L’élu indépendantiste, originaire de Hienghène, ne voit pas du tout une cassure avec ses collègues du gouvernement, mais davantage « des incompréhensions éventuelles quand les sujets doivent être traités avec urgence à des moments difficiles ».

Des conseillers du Congrès parlent eux de « réalités différentes ». Pourquoi ? Les membres de l’exécutif collégial, et plus encore leur président, s’expriment au nom de la Nouvelle-Calédonie, ont les yeux sur les comptes publics, et adoptent en général une posture d’équilibre, même si la sensibilité politique n’est jamais oubliée. Alors que les groupes du boulevard Vauban sont normalement tenus par la ligne du mouvement et « remontent » les préoccupations des électeurs. « Une question de pragmatisme » expliquerait donc le décalage, selon des observateurs.

L’écho est plus fort parce que ces variations interviennent sur des dossiers phares de la mandature : l’économie du nickel et la réforme fiscale. Et le durcissement de ton de la CCAT dans la rue ‒ la cellule de coordination des actions de terrain qui s’est emparée du sujet des usines ‒ rend encore plus visible ces écarts de vote au sein de l’hémicycle. Cette CCAT, qui regroupe des membres de l’Union calédonienne, de l’USTKE, du Parti travailliste ou encore du MOI, occupe une place de plus en plus prégnante, jusqu’à voiler le message du FLNKS. Jusqu’où ?

Yann Mainguet

Allers et retours

Le coup de théâtre était survenu le 21 mars, en amont du renvoi en commission du projet de la taxe pour l’équilibre tarifaire prévue sur les carburants. « Nous, Loyalistes et Rassemblement, ne siégerons plus dans les institutions non démocratiques. Nous serons désormais dehors pour les séances publiques, sur les marches du Congrès. Ça suffit, ça a assez duré », avait déclaré Sonia Backès, cheffe de file et présidente de la Maison bleue, avant de quitter l’hémicycle du Congrès avec ses collègues.

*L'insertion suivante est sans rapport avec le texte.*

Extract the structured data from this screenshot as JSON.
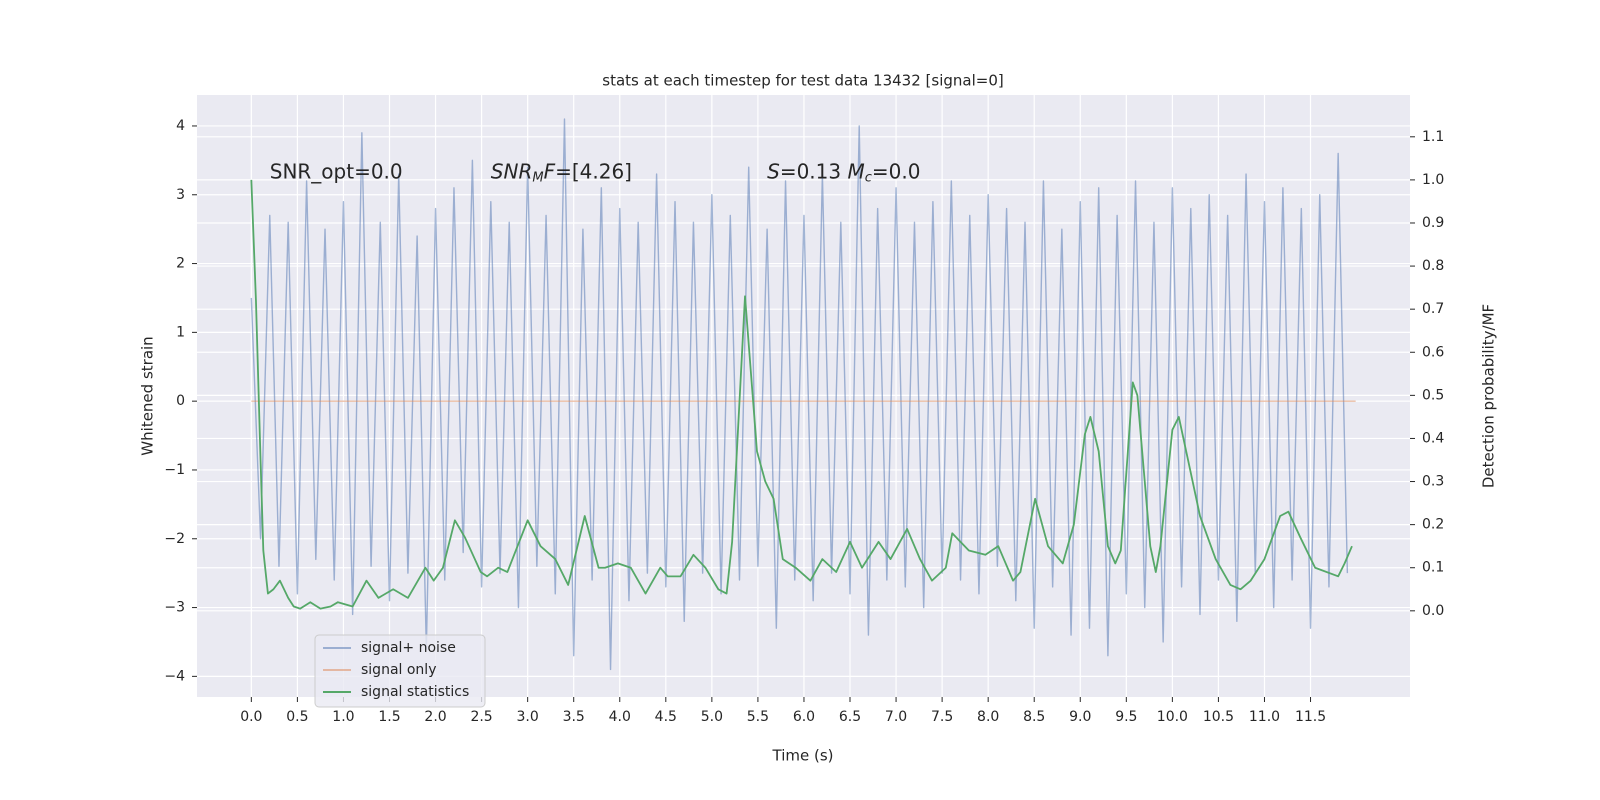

Ces groupes étaient toutefois de retour le jeudi 2 mai pour l’examen de la taxe croisière au cours duquel un amendement favorisant le versement d’une partie du rendement aux provinces a été adopté. Ce qui a amené Philippe Gomès, de Calédonie ensemble, à évoquer « un boycott à géométrie variable ».

Le lendemain, les textes d’application de la fiscalité minière ainsi que celui de la taxe sur les produits sucrés ont été adoptés, en l’absence des Loyalistes et du Rassemblement. Où en sont alors ces élus ? « Compte tenu d’une part de la reprise sérieuse des discussions » sur l’avenir institutionnel, et « d’autre part de la prise en compte de nos positions sur les derniers textes, nous revenons au Congrès », a indiqué mercredi Sonia Backès, contactée.